I am trying to use Flower for federated learning with data that has both inputs and outputs. However, I am having trouble figuring out how to load this data into Flower so that it can be used in the training process. I am little confused with splitting this data to train ,test samples and the validataion set. I am reading the data as a csv file using pandas.So the dataframe has both inputs and output classes.

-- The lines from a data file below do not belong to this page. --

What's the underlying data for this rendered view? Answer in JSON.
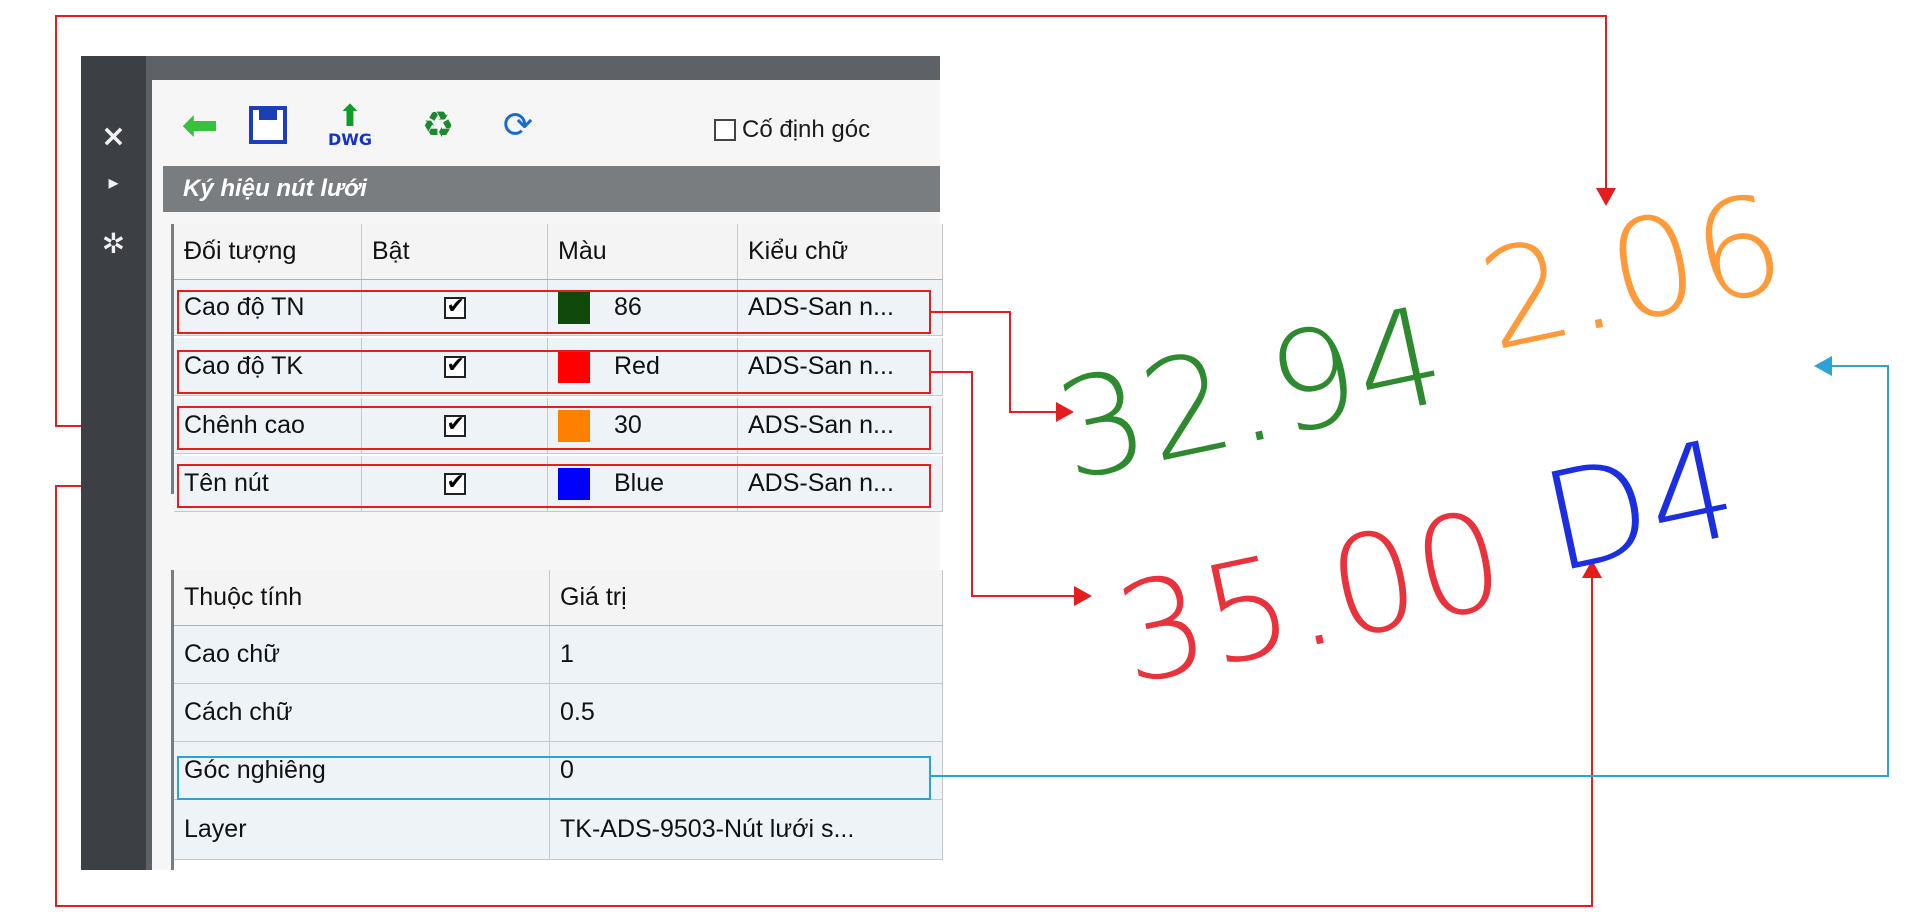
{
  "side_strip": {
    "close_glyph": "×",
    "dock_glyph": "▸",
    "gear_glyph": "✲",
    "close_icon": "close-icon",
    "dock_icon": "dock-icon",
    "settings_icon": "gear-icon"
  },
  "toolbar": {
    "back_icon": "back-arrow-icon",
    "save_icon": "save-icon",
    "dwg_label": "DWG",
    "refresh_icon": "refresh-icon",
    "sync_icon": "sync-icon",
    "fixed_angle_label": "Cố định góc",
    "fixed_angle_checked": false
  },
  "section_title": "Ký hiệu nút lưới",
  "symbol_grid": {
    "headers": [
      "Đối tượng",
      "Bật",
      "Màu",
      "Kiểu chữ"
    ],
    "rows": [
      {
        "object": "Cao độ TN",
        "enabled": true,
        "color_name": "86",
        "color_hex": "#0f4a0a",
        "font": "ADS-San n..."
      },
      {
        "object": "Cao độ TK",
        "enabled": true,
        "color_name": "Red",
        "color_hex": "#ff0000",
        "font": "ADS-San n..."
      },
      {
        "object": "Chênh cao",
        "enabled": true,
        "color_name": "30",
        "color_hex": "#ff8000",
        "font": "ADS-San n..."
      },
      {
        "object": "Tên nút",
        "enabled": true,
        "color_name": "Blue",
        "color_hex": "#0000ff",
        "font": "ADS-San n..."
      }
    ]
  },
  "property_grid": {
    "headers": [
      "Thuộc tính",
      "Giá trị"
    ],
    "rows": [
      {
        "name": "Cao chữ",
        "value": "1"
      },
      {
        "name": "Cách chữ",
        "value": "0.5"
      },
      {
        "name": "Góc nghiêng",
        "value": "0"
      },
      {
        "name": "Layer",
        "value": "TK-ADS-9503-Nút lưới s..."
      }
    ]
  },
  "preview": {
    "natural_elevation": "32.94",
    "design_elevation": "35.00",
    "elevation_difference": "2.06",
    "node_name": "D4"
  },
  "colors": {
    "annotation_red": "#e61d1d",
    "annotation_blue": "#2aa3d8",
    "preview_green": "#2e8a2e",
    "preview_red": "#e8323c",
    "preview_orange": "#ff9a3a",
    "preview_blue": "#1c2fe0"
  }
}
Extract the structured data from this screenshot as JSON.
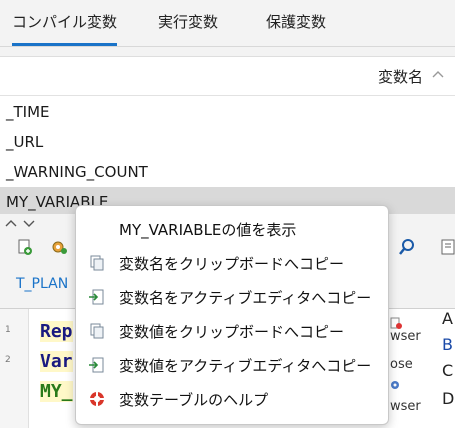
{
  "tabs": [
    {
      "label": "コンパイル変数",
      "active": true
    },
    {
      "label": "実行変数",
      "active": false
    },
    {
      "label": "保護変数",
      "active": false
    }
  ],
  "variables_table": {
    "column_header": "変数名",
    "sort_icon": "chevron-up-icon",
    "rows": [
      "_TIME",
      "_URL",
      "_WARNING_COUNT",
      "MY_VARIABLE"
    ],
    "selected_index": 3
  },
  "editor": {
    "tab_label": "T_PLAN",
    "line_numbers": [
      "1",
      "2"
    ],
    "code_lines": [
      "Rep",
      "Var",
      "MY_"
    ],
    "right_column_fragments": [
      "wser",
      "ose",
      "wser"
    ],
    "right_edge_letters": [
      "A",
      "B",
      "C",
      "D"
    ]
  },
  "context_menu": {
    "items": [
      {
        "label": "MY_VARIABLEの値を表示",
        "icon": ""
      },
      {
        "label": "変数名をクリップボードへコピー",
        "icon": "clipboard-copy-icon"
      },
      {
        "label": "変数名をアクティブエディタへコピー",
        "icon": "editor-insert-icon"
      },
      {
        "label": "変数値をクリップボードへコピー",
        "icon": "clipboard-copy-icon"
      },
      {
        "label": "変数値をアクティブエディタへコピー",
        "icon": "editor-insert-icon"
      },
      {
        "label": "変数テーブルのヘルプ",
        "icon": "help-lifebuoy-icon"
      }
    ]
  },
  "colors": {
    "accent": "#1a73c8",
    "selected_row": "#d9d9d9",
    "code_highlight": "#fff8c8"
  }
}
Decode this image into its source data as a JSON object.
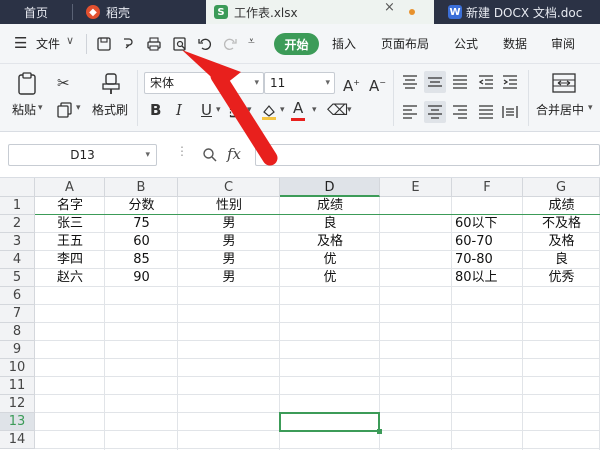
{
  "tabs": [
    {
      "label": "首页"
    },
    {
      "label": "稻壳"
    },
    {
      "label": "工作表.xlsx"
    },
    {
      "label": "新建 DOCX 文档.doc"
    }
  ],
  "menu": {
    "file": "文件",
    "items": [
      "开始",
      "插入",
      "页面布局",
      "公式",
      "数据",
      "审阅"
    ]
  },
  "ribbon": {
    "paste": "粘贴",
    "format_painter": "格式刷",
    "font_name": "宋体",
    "font_size": "11",
    "merge_center": "合并居中"
  },
  "formula_bar": {
    "name_box": "D13",
    "fx": "fx",
    "value": ""
  },
  "grid": {
    "columns": [
      "A",
      "B",
      "C",
      "D",
      "E",
      "F",
      "G"
    ],
    "rows": [
      "1",
      "2",
      "3",
      "4",
      "5",
      "6",
      "7",
      "8",
      "9",
      "10",
      "11",
      "12",
      "13",
      "14"
    ],
    "selected_cell": "D13",
    "cells": {
      "A1": "名字",
      "B1": "分数",
      "C1": "性别",
      "D1": "成绩",
      "G1": "成绩",
      "A2": "张三",
      "B2": "75",
      "C2": "男",
      "D2": "良",
      "F2": "60以下",
      "G2": "不及格",
      "A3": "王五",
      "B3": "60",
      "C3": "男",
      "D3": "及格",
      "F3": "60-70",
      "G3": "及格",
      "A4": "李四",
      "B4": "85",
      "C4": "男",
      "D4": "优",
      "F4": "70-80",
      "G4": "良",
      "A5": "赵六",
      "B5": "90",
      "C5": "男",
      "D5": "优",
      "F5": "80以上",
      "G5": "优秀"
    }
  },
  "colors": {
    "accent_green": "#3c9b58",
    "tabbar_bg": "#2b3245",
    "arrow_red": "#e8201d"
  }
}
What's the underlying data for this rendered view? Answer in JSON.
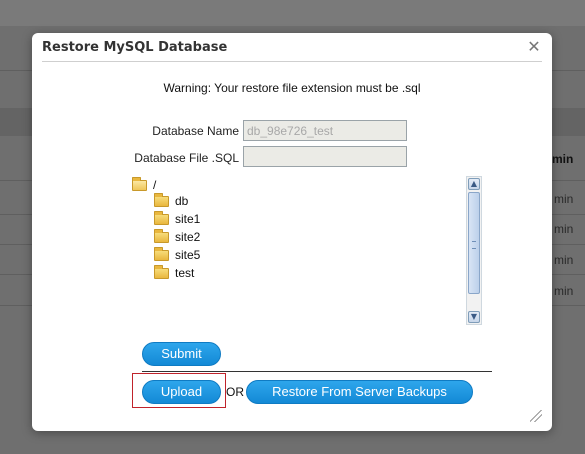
{
  "background": {
    "column_header": "min",
    "cell_text": "min"
  },
  "modal": {
    "title": "Restore MySQL Database",
    "close_icon": "close-icon",
    "warning": "Warning: Your restore file extension must be .sql",
    "database_name": {
      "label": "Database Name",
      "value": "db_98e726_test"
    },
    "database_file": {
      "label": "Database File .SQL",
      "value": ""
    },
    "tree": {
      "root": "/",
      "folders": [
        "db",
        "site1",
        "site2",
        "site5",
        "test"
      ]
    },
    "submit_label": "Submit",
    "upload_label": "Upload",
    "or_text": "OR",
    "restore_label": "Restore From Server Backups"
  },
  "colors": {
    "overlay": "#6f6f6f",
    "button": "#1e97e0",
    "highlight": "#c0232b"
  }
}
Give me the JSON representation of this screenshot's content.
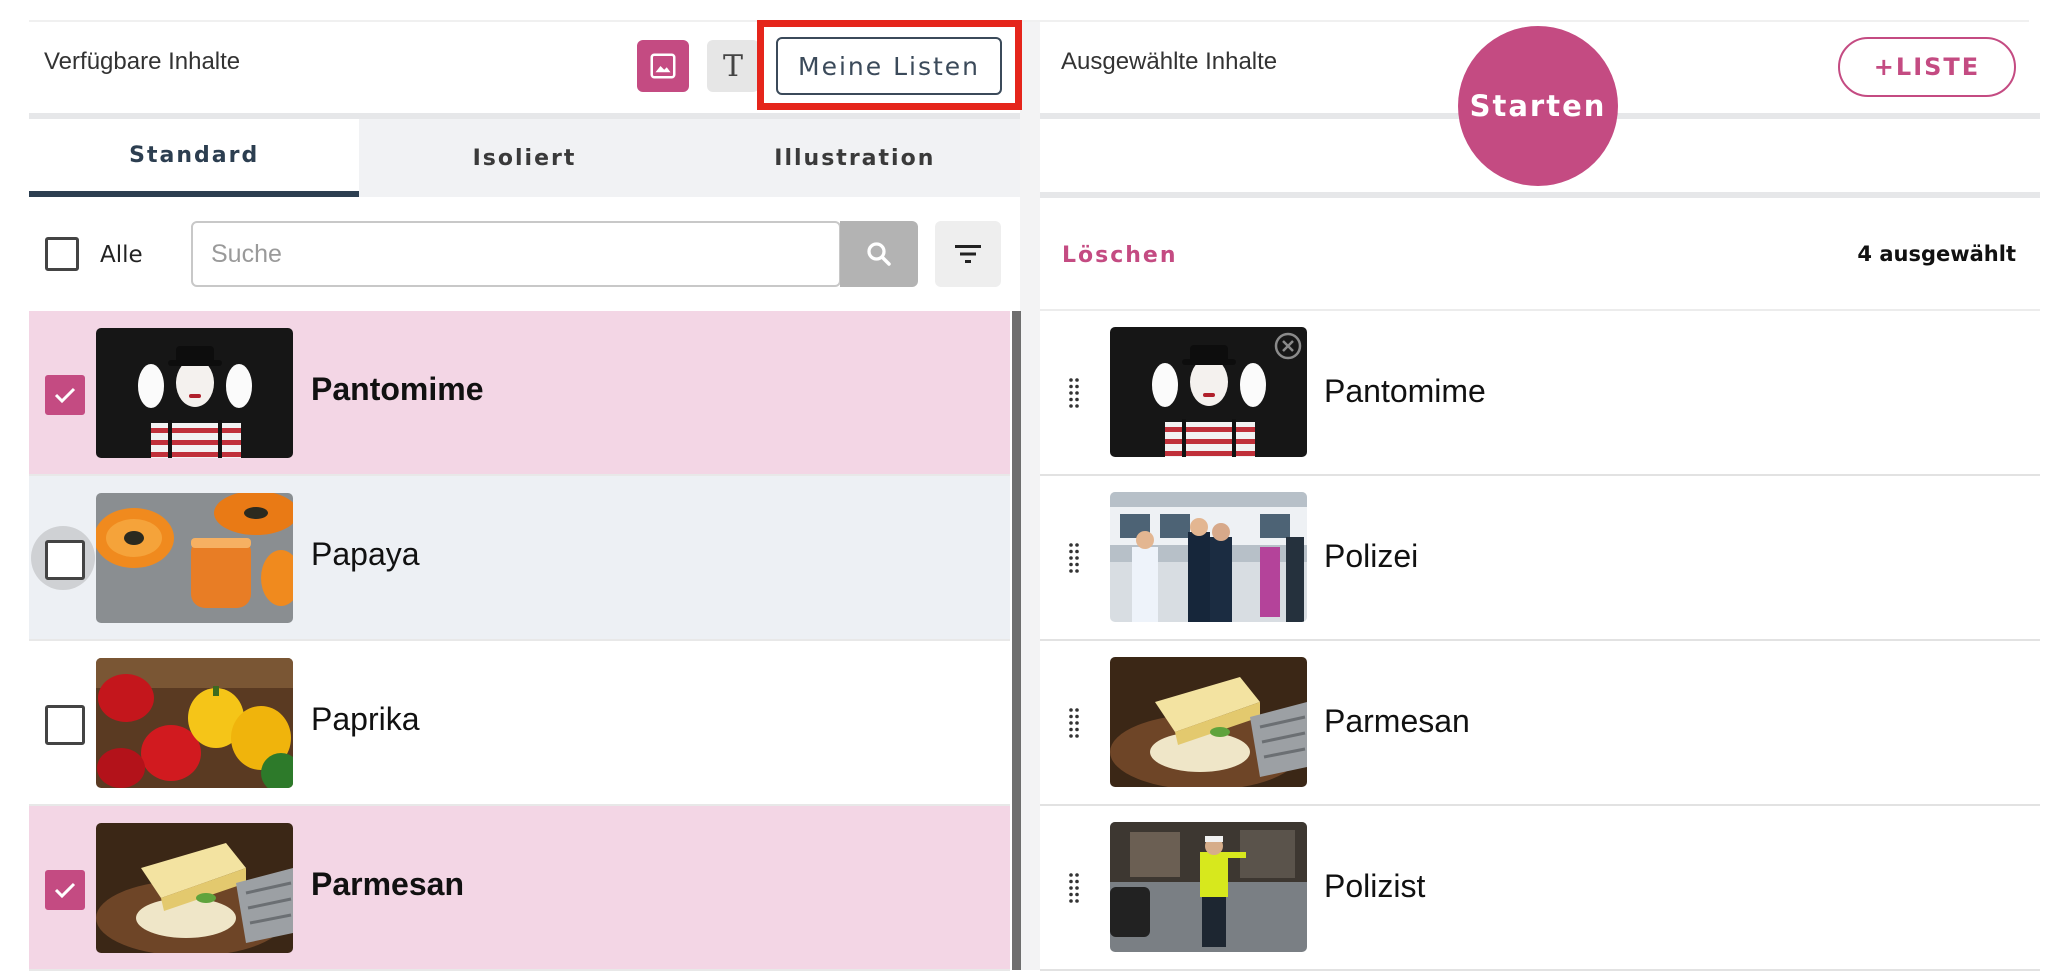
{
  "colors": {
    "accent": "#c44b82",
    "highlight": "#e5251b",
    "tab_active": "#2c3e50",
    "selected_row": "#f3d6e5"
  },
  "left_panel": {
    "title": "Verfügbare Inhalte",
    "image_mode_icon": "image-icon",
    "text_mode_icon": "text-icon",
    "text_mode_glyph": "T",
    "my_lists_button": "Meine Listen",
    "tabs": [
      {
        "label": "Standard",
        "active": true
      },
      {
        "label": "Isoliert",
        "active": false
      },
      {
        "label": "Illustration",
        "active": false
      }
    ],
    "select_all_label": "Alle",
    "search": {
      "placeholder": "Suche",
      "value": ""
    },
    "items": [
      {
        "label": "Pantomime",
        "checked": true,
        "image": "mime-photo"
      },
      {
        "label": "Papaya",
        "checked": false,
        "image": "papaya-photo"
      },
      {
        "label": "Paprika",
        "checked": false,
        "image": "paprika-photo"
      },
      {
        "label": "Parmesan",
        "checked": true,
        "image": "parmesan-photo"
      }
    ]
  },
  "right_panel": {
    "title": "Ausgewählte Inhalte",
    "start_button": "Starten",
    "add_list_button": "+LISTE",
    "delete_label": "Löschen",
    "selected_count": "4 ausgewählt",
    "items": [
      {
        "label": "Pantomime",
        "image": "mime-photo"
      },
      {
        "label": "Polizei",
        "image": "police-photo"
      },
      {
        "label": "Parmesan",
        "image": "parmesan-photo"
      },
      {
        "label": "Polizist",
        "image": "policeman-photo"
      }
    ]
  }
}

I tried creating a custom dataset class to load as below,
class CustomDataset():
def __init__(self, data):
self.features = data.iloc[:, :-5].values
self.targets = data.iloc[:, -5:].values
def __len__(self):
return len(self.targets)
def __getitem__(self, index):
x = torch.tensor(self.features[index], dtype=torch.float32)
y = torch.tensor(self.targets[index], dtype=torch.float32)
xtrain, ytrain, xtest, ytest = train_test_split(x, y, test_size=0.2)
if index % 2 == 0:
return xtrain, ytrain
else:
return xtest, ytest
train_indices = list(range(0, len(dataset), 2))
test_indices = list(range(1, len(dataset), 2))
train_sampler = SubsetRandomSampler(train_indices)
test_sampler = SubsetRandomSampler(test_indices)
train_loader = DataLoader(dataset, batch_size=32, sampler=train_sampler)
test_loader = DataLoader(dataset, batch_size=32, sampler=test_sampler)
NUM_CLIENTS = 10
def load_datasets(num_clients: int, train_loader, test_loader):
# Split training set into `num_clients` partitions to simulate different local datasets
partition_size = len(train_loader) // num_clients
lengths = [partition_size] * num_clients
datasets = random_split(train_loader, lengths, torch.Generator().manual_seed(42))
# Split each partition into train/val and create DataLoader
trainloaders = []
valloaders = []
for ds in datasets:
len_val = len(ds) // 10 # 10 % validation set
len_train = len(ds) - len_val
lengths = [len_train, len_val]
ds_train, ds_val = random_split(ds, lengths, torch.Generator().manual_seed(42))
trainloaders.append(DataLoader(ds_train, batch_size=32, shuffle=True))
valloaders.append(DataLoader(ds_val, batch_size=32))
testloader = DataLoader(test_loader, batch_size=32)
return trainloaders, valloaders, testloader
trainloaders, valloaders, testloader = load_datasets(NUM_CLIENTS ,train_loader,test_loader)